When you have the energy and have sussed out the room, sometimes you can change the tense atmosphere to a more relaxed one. You can ease the casting person’s anxiety by being sympathetic, understanding, and professional.

It’s as if you’re asking, “Can I help you?” Or as if you’re giving them a hug. You might say something like, “Boy, this movie business is tough on all of us, isn’t it?” You’ll feel a sigh of relief when the casting director says, “Geez, you’re right.”

You’ve now changed the energy in the room from negative to positive. The new atmosphere allows you to do better work. 

This isn’t about sucking up so you get more auditions.

Locking horns with casting because they’re in a bad mood will get you nowhere. And it won’t help your acting. But you can’t ignore it, so some days you just have to take it — knowing it isn’t about you.

But on your best days, you can flip it — negative to positive — creating a better working atmosphere for everyone in the room. 

It takes thought, practice, skill, and genuine empathy.

An actor writes . . .

Stumbled upon a thought — an insight, for me.

I’ve heard the phrase “approach an audition” many times before, i.e., “how do you approach an audition.”

Over the last year, I’ve been taking an easier approach to auditions, not really forcing anything. Just observing it, approaching it quietly, talking to it, letting it come to me.

Some are more skittish; some are friendly and just run up to say hi.

It’s been working for me, so I’ve continued doing it this way, and now I feel almost like a wrangler, or a hunter, or perhaps an animal preservationist.

Notably, each audition is different, so requires a different approach.

But none of them can be rushed.

Though for all, I do feel a distance closing and a need to observe it a bit from a distance, study it, before getting close enough to put it in the net.

An actor’s story. 

Taking actions to protect yourself so you can do your work is good.

Being dogmatic usually not.

My recent audition experience as an actor shone a bright light on that.

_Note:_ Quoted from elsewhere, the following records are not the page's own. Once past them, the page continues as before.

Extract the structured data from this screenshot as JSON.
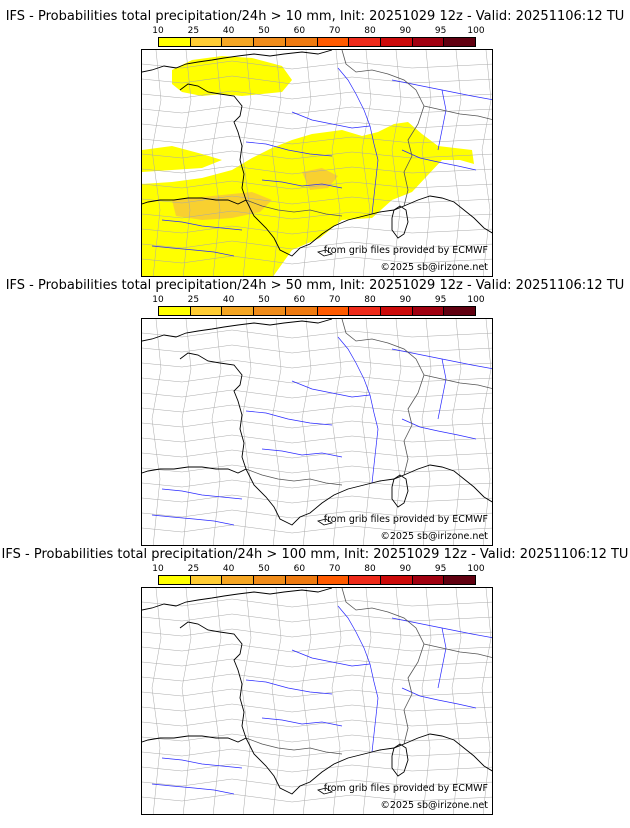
{
  "colorbar": {
    "ticks": [
      "10",
      "25",
      "40",
      "50",
      "60",
      "70",
      "80",
      "90",
      "95",
      "100"
    ],
    "colors": [
      "#ffff00",
      "#ffcc33",
      "#f5a623",
      "#f08c1a",
      "#ef7a10",
      "#ff5a00",
      "#ee2a1a",
      "#cc0a0a",
      "#a00010",
      "#600010"
    ]
  },
  "panels": [
    {
      "title": "IFS - Probabilities total precipitation/24h > 10 mm, Init: 20251029 12z - Valid: 20251106:12 TU",
      "source_note": "from grib files provided by ECMWF",
      "copyright": "©2025 sb@irizone.net",
      "precip_shading": true
    },
    {
      "title": "IFS - Probabilities total precipitation/24h > 50 mm, Init: 20251029 12z - Valid: 20251106:12 TU",
      "source_note": "from grib files provided by ECMWF",
      "copyright": "©2025 sb@irizone.net",
      "precip_shading": false
    },
    {
      "title": "IFS - Probabilities total precipitation/24h > 100 mm, Init: 20251029 12z - Valid: 20251106:12 TU",
      "source_note": "from grib files provided by ECMWF",
      "copyright": "©2025 sb@irizone.net",
      "precip_shading": false
    }
  ]
}
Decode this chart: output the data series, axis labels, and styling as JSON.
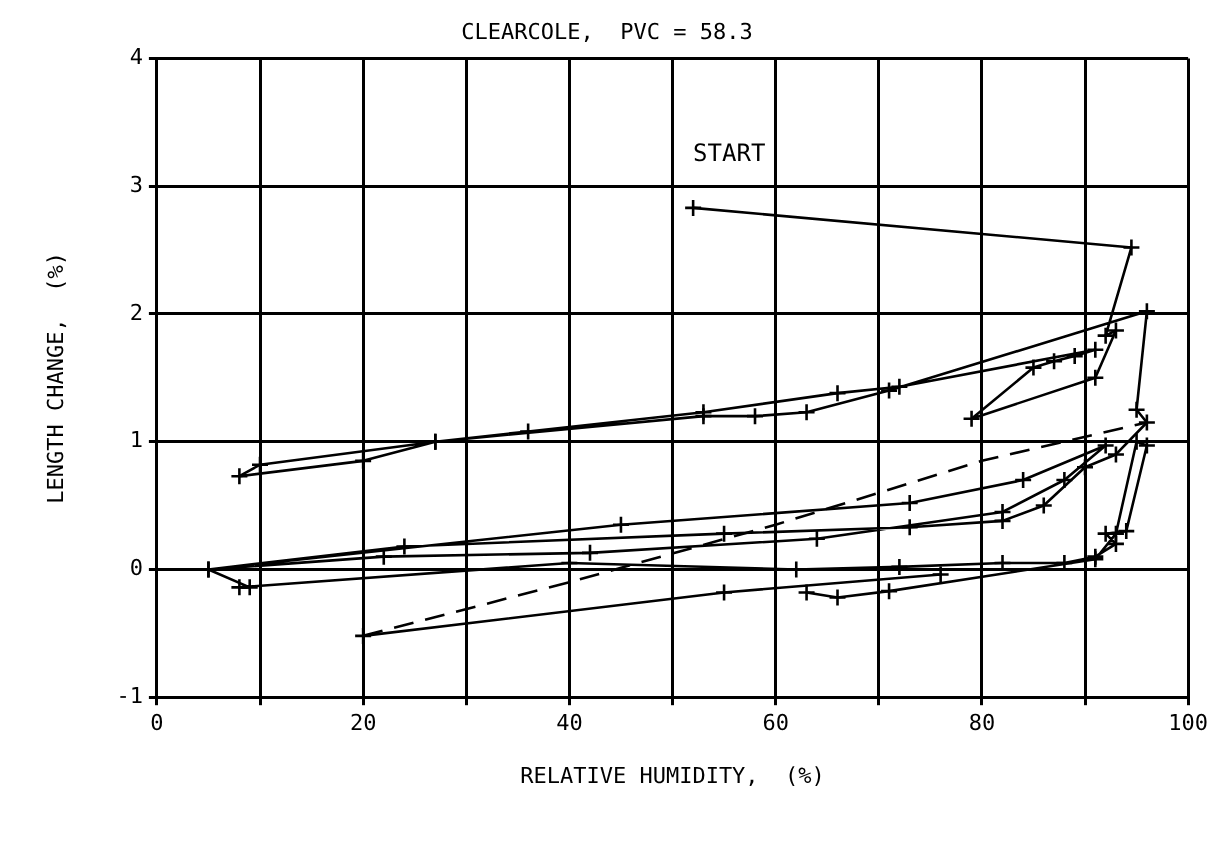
{
  "chart_data": {
    "type": "line",
    "title": "CLEARCOLE,  PVC = 58.3",
    "xlabel": "RELATIVE HUMIDITY,  (%)",
    "ylabel": "LENGTH CHANGE,  (%)",
    "xlim": [
      0,
      100
    ],
    "xticks": [
      0,
      {
        "value": 10,
        "label": null
      },
      20,
      {
        "value": 30,
        "label": null
      },
      40,
      {
        "value": 50,
        "label": null
      },
      60,
      {
        "value": 70,
        "label": null
      },
      80,
      {
        "value": 90,
        "label": null
      },
      100
    ],
    "ylim": [
      -1,
      4
    ],
    "yticks": [
      -1,
      0,
      1,
      2,
      3,
      4
    ],
    "grid": true,
    "legend": false,
    "marker": "cross",
    "annotations": [
      "START"
    ],
    "series": [
      {
        "color": "#000000",
        "line_style": "solid",
        "x": [
          52,
          94.5,
          92,
          93,
          91,
          79,
          85,
          87,
          89,
          91,
          72,
          66,
          53,
          36,
          27,
          10,
          8,
          20,
          27,
          53,
          58,
          63,
          71,
          96,
          95,
          96,
          93,
          90,
          86,
          82,
          73,
          55,
          24,
          5,
          22,
          42,
          64,
          82,
          88,
          92,
          84,
          73,
          45,
          5,
          9,
          8,
          40,
          62,
          72,
          82,
          88,
          91,
          93,
          92,
          94,
          96,
          95,
          93,
          91,
          71,
          66,
          63
        ],
        "values": [
          2.83,
          2.52,
          1.83,
          1.87,
          1.5,
          1.18,
          1.58,
          1.63,
          1.67,
          1.72,
          1.43,
          1.38,
          1.23,
          1.08,
          1.0,
          0.82,
          0.73,
          0.85,
          1.0,
          1.2,
          1.2,
          1.23,
          1.4,
          2.02,
          1.25,
          1.15,
          0.9,
          0.8,
          0.5,
          0.38,
          0.33,
          0.28,
          0.18,
          0,
          0.1,
          0.13,
          0.24,
          0.45,
          0.7,
          0.97,
          0.7,
          0.52,
          0.35,
          0,
          -0.14,
          -0.14,
          0.05,
          0.0,
          0.02,
          0.05,
          0.05,
          0.1,
          0.2,
          0.28,
          0.3,
          0.97,
          1.0,
          0.28,
          0.08,
          -0.17,
          -0.22,
          -0.18
        ]
      },
      {
        "color": "#000000",
        "line_style": "solid",
        "x": [
          76,
          55,
          20
        ],
        "values": [
          -0.04,
          -0.18,
          -0.52
        ]
      },
      {
        "color": "#000000",
        "line_style": "dashed",
        "marker": "none",
        "x": [
          20,
          40,
          60,
          80,
          96
        ],
        "values": [
          -0.52,
          -0.1,
          0.35,
          0.85,
          1.15
        ]
      }
    ]
  }
}
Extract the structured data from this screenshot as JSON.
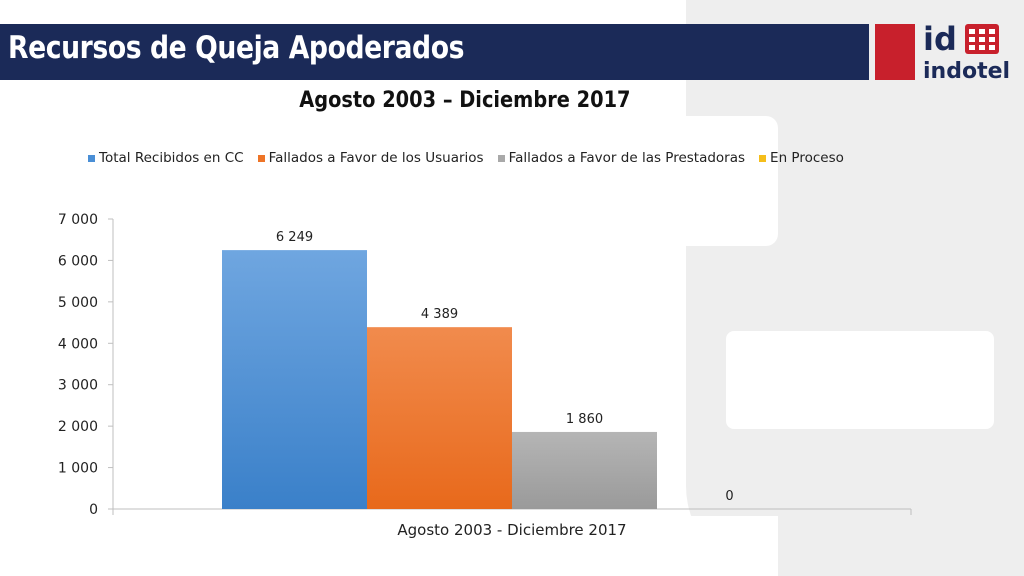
{
  "header": {
    "title": "Recursos de Queja Apoderados",
    "logo_top": "id",
    "logo_bottom": "indotel"
  },
  "colors": {
    "title_bar": "#1b2a58",
    "logo_red": "#c8202c",
    "series": [
      "#4a8fd6",
      "#ee7427",
      "#a9a9a9",
      "#f5be1b"
    ]
  },
  "chart_data": {
    "type": "bar",
    "title": "Agosto 2003 – Diciembre 2017",
    "categories": [
      "Agosto 2003 - Diciembre 2017"
    ],
    "series": [
      {
        "name": "Total Recibidos en CC",
        "values": [
          6249
        ],
        "label": "6 249"
      },
      {
        "name": "Fallados a Favor de los Usuarios",
        "values": [
          4389
        ],
        "label": "4 389"
      },
      {
        "name": "Fallados a Favor de las Prestadoras",
        "values": [
          1860
        ],
        "label": "1 860"
      },
      {
        "name": "En Proceso",
        "values": [
          0
        ],
        "label": "0"
      }
    ],
    "ylim": [
      0,
      7000
    ],
    "yticks": [
      0,
      1000,
      2000,
      3000,
      4000,
      5000,
      6000,
      7000
    ],
    "ytick_labels": [
      "0",
      "1 000",
      "2 000",
      "3 000",
      "4 000",
      "5 000",
      "6 000",
      "7 000"
    ],
    "legend_position": "top",
    "grid": false
  }
}
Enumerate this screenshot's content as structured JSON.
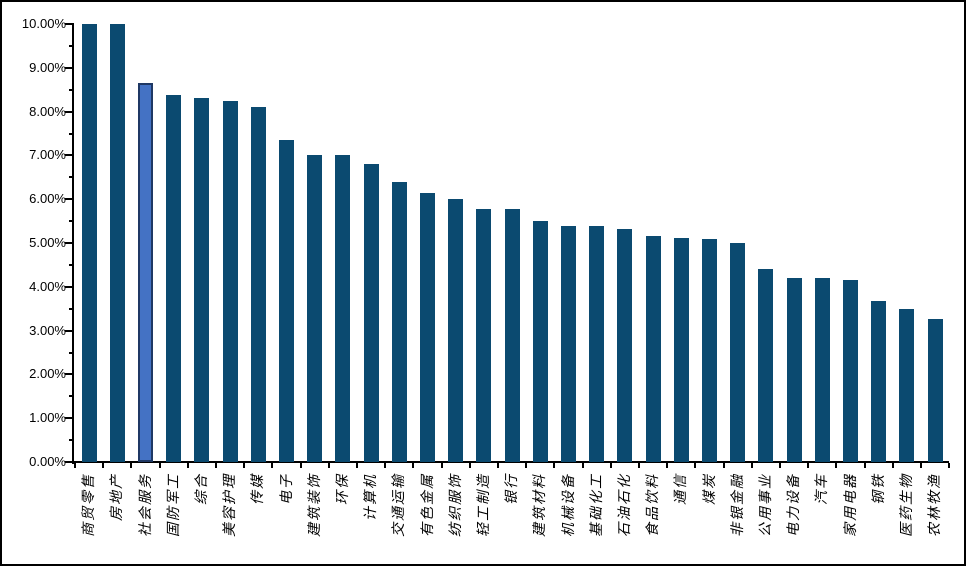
{
  "window": {
    "description_label": "industry bar chart"
  },
  "chart_data": {
    "type": "bar",
    "title": "",
    "xlabel": "",
    "ylabel": "",
    "categories": [
      "商贸零售",
      "房地产",
      "社会服务",
      "国防军工",
      "综合",
      "美容护理",
      "传媒",
      "电子",
      "建筑装饰",
      "环保",
      "计算机",
      "交通运输",
      "有色金属",
      "纺织服饰",
      "轻工制造",
      "银行",
      "建筑材料",
      "机械设备",
      "基础化工",
      "石油石化",
      "食品饮料",
      "通信",
      "煤炭",
      "非银金融",
      "公用事业",
      "电力设备",
      "汽车",
      "家用电器",
      "钢铁",
      "医药生物",
      "农林牧渔"
    ],
    "values": [
      10.0,
      10.0,
      8.66,
      8.39,
      8.3,
      8.24,
      8.11,
      7.35,
      7.0,
      7.0,
      6.81,
      6.4,
      6.15,
      6.0,
      5.78,
      5.78,
      5.5,
      5.38,
      5.38,
      5.33,
      5.16,
      5.12,
      5.1,
      5.0,
      4.4,
      4.19,
      4.2,
      4.15,
      3.68,
      3.5,
      3.27
    ],
    "highlight_index": 2,
    "highlighted_category": "社会服务",
    "ylim": [
      0,
      10
    ],
    "y_major_step": 1,
    "y_minor_step": 0.5,
    "y_tick_labels": [
      "0.00%",
      "1.00%",
      "2.00%",
      "3.00%",
      "4.00%",
      "5.00%",
      "6.00%",
      "7.00%",
      "8.00%",
      "9.00%",
      "10.00%"
    ],
    "grid": false,
    "legend": null,
    "colors": {
      "bar": "#0B4A70",
      "highlight_fill": "#4472C4",
      "highlight_border": "#1F3864",
      "axis": "#000000",
      "frame": "#000000",
      "background": "#FFFFFF"
    }
  }
}
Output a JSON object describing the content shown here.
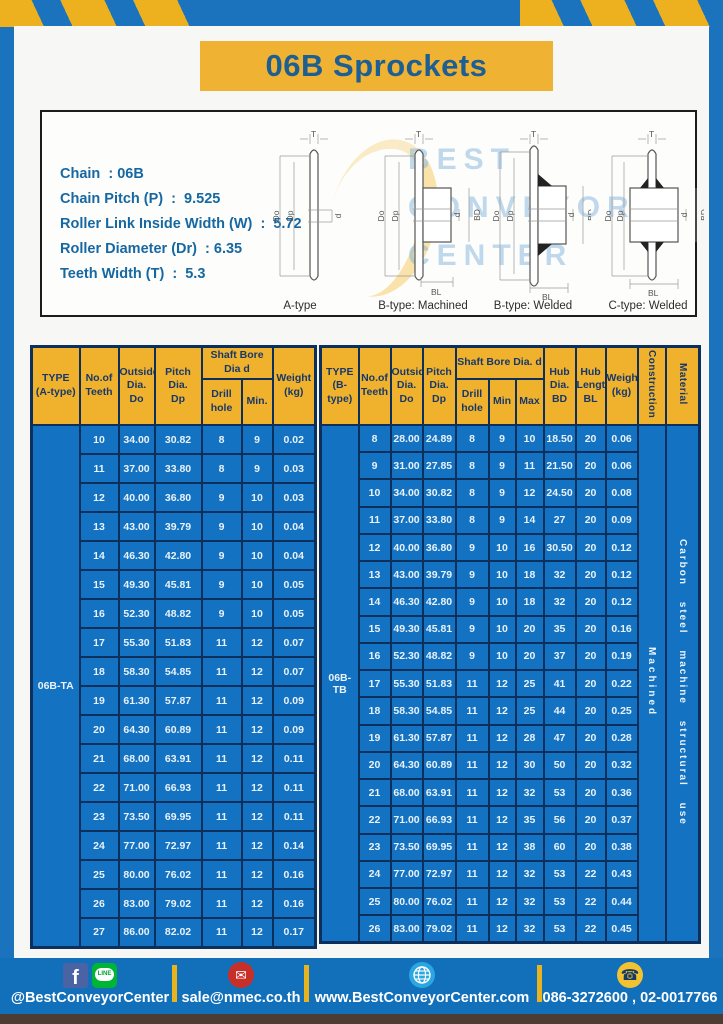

I don’t read breakdowns as they divert me and the three unplayable adjectives bore in my mind like a buzzing bee. Fine. That’s part of my process and I stand behind it.

It’s specific and mine, and I like it. 

I can suss out the genre, the point of the scene, and the job of my character by reading the text. But this time I didn’t let that be my guide.

I peeked at the breakdown and read two adjectives. The text was warm and eloquent, but my two adjectives were cold and ruthless. I jammed the scenes against the writing and jammed my playing against the writing. 

But dogmatically, I wasn’t going to go back and read the whole breakdown. I knew better.

As soon as I got home, I did read the whole description, and the first three adjectives were warm, eloquent, charismatic. Further in the description it says “a ruthless side.” 

That’s the bit I peeked at.

Then, and this makes it a real actor’s story, casting sent my agent a note saying John did a good job and could he redo the audition but make the character warmer.

I guess if I get cast, it will be a happy ending. I may get cast — I might not. 

What lesson is here?

My colleague said, “If you peek at a breakdown, you have to read all the breakdown.” That’s funny and apt, but probably not the lesson.

I didn’t let what I know — text and its guide to playing — be my guide. And I didn’t stick to my guns by not reading the breakdown. My approach.

It felt like I followed an old negative pattern in my brain. Hard to describe what that pattern is, but I know it like an old friend. An old friend I don’t need to see.

Also, seems like I was dogmatic. Me insisting I’m right — trying to force the text against its will — despite the quality of the text in front of me.

It’s a difficult life being an actor, and auditions are the most difficult.